Earlier in October, Spain put €2.9bn (£2.5bn) into its state pension reserve fund, which is there to pay pensions when the finances are under pressure. The government hasn’t had to make a transfer like this in 13 years. Spain’s system has been in trouble ever since the crash of 2008, when it had to use the reserve fund to pay retirees. Spain introduced a tax on contributions in 2021, but it didn’t help. The government still spends 10.9% of GDP on a pension system that looks to be in trouble.

Italy

The most generous country in Europe and the OECD, Italy spends the equivalent of 15.6% of GDP on pensions. Giorgia Meloni, Italy’s new PM, has promised to protect the generous pension system, but that means having enough people of working age to create the economic activity to pay for it. In other words, Italy needs immigrants – the very opposite of Meloni’s core political message.

Netherlands

The retirement age is increasing to 67 as part of reform to the pensions system, which currently costs 5.1% of GDP. New legislation was planned for 2021, but delayed.
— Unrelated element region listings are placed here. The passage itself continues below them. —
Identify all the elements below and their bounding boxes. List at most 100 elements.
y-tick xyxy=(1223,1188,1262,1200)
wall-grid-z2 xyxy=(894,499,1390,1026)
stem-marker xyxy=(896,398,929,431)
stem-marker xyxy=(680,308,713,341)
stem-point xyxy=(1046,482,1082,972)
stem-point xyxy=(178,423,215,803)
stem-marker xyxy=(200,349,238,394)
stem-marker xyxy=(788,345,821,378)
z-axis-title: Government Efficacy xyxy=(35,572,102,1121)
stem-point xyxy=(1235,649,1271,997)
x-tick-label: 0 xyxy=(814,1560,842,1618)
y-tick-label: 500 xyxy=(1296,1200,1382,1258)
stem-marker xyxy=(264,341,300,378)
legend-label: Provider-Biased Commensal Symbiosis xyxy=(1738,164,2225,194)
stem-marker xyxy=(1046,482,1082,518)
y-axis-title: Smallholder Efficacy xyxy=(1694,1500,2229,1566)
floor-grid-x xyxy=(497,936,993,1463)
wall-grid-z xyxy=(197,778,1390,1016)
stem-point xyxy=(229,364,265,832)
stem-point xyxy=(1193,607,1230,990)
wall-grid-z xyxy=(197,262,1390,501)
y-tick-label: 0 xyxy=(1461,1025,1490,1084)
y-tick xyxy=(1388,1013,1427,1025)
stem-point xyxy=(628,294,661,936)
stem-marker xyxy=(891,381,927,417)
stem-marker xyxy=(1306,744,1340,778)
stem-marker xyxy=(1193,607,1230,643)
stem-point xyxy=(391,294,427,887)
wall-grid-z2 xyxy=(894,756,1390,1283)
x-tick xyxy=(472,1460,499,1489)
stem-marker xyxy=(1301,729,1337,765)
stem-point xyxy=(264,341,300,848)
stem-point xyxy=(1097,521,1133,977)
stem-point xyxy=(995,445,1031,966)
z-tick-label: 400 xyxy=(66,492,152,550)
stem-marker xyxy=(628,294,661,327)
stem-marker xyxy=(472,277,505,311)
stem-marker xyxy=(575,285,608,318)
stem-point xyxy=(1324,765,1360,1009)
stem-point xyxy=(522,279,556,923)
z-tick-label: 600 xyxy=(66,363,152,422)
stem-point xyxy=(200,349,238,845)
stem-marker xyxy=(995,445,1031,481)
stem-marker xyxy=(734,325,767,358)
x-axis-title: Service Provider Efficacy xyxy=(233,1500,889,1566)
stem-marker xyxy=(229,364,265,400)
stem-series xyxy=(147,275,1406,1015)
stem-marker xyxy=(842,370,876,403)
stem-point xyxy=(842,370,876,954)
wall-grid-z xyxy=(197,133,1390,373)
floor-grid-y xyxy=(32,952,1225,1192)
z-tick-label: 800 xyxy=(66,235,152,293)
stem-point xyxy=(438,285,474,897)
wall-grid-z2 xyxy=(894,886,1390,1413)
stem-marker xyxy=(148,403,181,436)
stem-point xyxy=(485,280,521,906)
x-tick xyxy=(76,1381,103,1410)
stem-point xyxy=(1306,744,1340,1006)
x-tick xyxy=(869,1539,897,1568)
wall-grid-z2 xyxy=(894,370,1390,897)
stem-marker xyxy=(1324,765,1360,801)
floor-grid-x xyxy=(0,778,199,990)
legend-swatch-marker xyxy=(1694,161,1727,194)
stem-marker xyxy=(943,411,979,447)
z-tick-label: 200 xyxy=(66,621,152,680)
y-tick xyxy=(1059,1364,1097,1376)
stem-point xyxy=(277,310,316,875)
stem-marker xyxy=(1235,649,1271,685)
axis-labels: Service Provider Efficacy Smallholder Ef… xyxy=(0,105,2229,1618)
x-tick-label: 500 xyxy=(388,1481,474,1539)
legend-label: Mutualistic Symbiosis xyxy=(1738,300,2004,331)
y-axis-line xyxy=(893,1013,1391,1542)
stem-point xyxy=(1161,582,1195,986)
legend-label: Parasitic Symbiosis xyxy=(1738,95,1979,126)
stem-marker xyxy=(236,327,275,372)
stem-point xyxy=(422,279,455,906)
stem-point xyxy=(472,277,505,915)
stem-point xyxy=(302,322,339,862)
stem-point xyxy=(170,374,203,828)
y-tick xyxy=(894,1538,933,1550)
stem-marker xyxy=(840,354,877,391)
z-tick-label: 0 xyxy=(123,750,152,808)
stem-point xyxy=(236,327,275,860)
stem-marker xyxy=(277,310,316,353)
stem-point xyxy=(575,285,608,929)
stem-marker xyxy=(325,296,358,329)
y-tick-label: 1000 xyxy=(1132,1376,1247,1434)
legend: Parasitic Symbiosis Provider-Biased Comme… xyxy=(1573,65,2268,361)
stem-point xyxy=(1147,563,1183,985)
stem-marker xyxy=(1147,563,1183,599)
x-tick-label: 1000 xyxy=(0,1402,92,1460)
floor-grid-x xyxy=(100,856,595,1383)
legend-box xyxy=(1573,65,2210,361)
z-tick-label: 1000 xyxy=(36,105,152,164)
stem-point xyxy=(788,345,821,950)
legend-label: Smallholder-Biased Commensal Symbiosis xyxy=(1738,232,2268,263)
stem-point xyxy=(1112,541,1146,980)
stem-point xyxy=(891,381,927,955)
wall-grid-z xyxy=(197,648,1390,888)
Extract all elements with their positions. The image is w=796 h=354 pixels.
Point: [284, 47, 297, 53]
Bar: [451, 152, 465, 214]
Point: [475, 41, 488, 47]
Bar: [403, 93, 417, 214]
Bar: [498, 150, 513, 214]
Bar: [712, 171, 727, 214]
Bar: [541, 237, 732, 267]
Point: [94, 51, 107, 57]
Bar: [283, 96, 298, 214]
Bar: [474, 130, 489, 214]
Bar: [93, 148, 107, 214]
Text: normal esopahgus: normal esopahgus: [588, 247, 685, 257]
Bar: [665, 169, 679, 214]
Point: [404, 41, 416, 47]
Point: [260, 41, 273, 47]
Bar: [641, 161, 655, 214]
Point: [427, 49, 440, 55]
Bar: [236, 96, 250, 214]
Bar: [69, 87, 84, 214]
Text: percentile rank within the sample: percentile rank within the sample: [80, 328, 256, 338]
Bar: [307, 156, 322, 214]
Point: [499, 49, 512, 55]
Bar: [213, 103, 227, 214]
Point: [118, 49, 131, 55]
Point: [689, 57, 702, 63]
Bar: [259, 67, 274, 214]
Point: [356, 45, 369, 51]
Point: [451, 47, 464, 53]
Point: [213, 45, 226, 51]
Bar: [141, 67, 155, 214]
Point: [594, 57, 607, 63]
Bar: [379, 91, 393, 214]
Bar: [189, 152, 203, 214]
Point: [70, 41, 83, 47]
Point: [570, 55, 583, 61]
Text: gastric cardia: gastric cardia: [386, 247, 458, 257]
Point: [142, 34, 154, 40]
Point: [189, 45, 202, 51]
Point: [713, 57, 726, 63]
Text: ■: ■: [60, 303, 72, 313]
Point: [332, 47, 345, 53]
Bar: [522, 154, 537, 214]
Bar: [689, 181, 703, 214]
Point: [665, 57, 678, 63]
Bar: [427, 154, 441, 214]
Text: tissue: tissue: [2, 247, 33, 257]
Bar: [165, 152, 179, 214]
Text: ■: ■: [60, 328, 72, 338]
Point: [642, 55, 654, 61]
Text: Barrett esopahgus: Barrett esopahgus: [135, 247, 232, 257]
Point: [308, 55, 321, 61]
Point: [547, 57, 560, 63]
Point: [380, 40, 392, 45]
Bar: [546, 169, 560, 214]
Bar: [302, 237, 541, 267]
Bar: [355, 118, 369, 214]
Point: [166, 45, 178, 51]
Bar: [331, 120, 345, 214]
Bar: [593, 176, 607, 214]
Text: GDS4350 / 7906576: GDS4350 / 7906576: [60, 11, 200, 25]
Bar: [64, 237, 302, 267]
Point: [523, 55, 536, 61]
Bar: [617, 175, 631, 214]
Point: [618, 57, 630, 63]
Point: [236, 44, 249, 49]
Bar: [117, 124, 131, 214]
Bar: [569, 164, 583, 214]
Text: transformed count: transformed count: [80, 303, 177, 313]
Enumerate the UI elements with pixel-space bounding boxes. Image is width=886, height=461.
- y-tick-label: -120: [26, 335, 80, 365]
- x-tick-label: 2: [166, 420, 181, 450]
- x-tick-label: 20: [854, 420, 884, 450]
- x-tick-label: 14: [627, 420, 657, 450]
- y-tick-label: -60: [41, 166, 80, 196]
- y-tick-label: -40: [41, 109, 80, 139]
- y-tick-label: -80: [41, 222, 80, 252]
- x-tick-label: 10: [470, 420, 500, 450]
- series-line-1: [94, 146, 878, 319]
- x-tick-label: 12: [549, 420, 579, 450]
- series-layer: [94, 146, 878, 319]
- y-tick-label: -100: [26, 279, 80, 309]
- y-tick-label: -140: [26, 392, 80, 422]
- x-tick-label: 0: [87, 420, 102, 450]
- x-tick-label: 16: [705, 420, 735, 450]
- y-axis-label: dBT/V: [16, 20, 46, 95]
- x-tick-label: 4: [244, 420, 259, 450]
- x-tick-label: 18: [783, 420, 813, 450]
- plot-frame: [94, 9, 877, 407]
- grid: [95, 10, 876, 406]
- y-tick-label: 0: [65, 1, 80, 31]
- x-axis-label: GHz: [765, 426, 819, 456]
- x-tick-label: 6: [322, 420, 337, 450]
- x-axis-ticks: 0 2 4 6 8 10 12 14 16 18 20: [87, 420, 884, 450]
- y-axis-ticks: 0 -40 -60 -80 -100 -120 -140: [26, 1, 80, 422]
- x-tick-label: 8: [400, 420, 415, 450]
It was delayed again last month, and is now expected in 2023. The new rules will mean pension funds will no longer give assurances on the size of pension payments, which will instead vary with economic conditions.

France

The French system provides retirees with 50% of earnings, but capped at €41,135 (£35,445). That scheme costs 13.5% of GDP and Emmanuel Macron is determined to reform it, announcing recently that he will produce new legislation by Christmas. The unions, always up for a fight, don’t like the sound of it. They’ve already forced Macron to ditch plans to raise the retirement age from 62 to 65. Polls show that plans to reform the system are broadly unpopular.

Greece

The second most expensive pension system in Europe, Greece spends 15.4% of GDP on its retirees – a fifth of the population is over 65. The pensions system was scaled back after the 2008 Greek economic crisis. That led to legal challenges and in 2020, the government was ordered to pay back €1.4bn (£1.2bn) to Greek pensioners. Despite the huge cost, the average Greek will have a modest pension of around €18,000 (£15,500).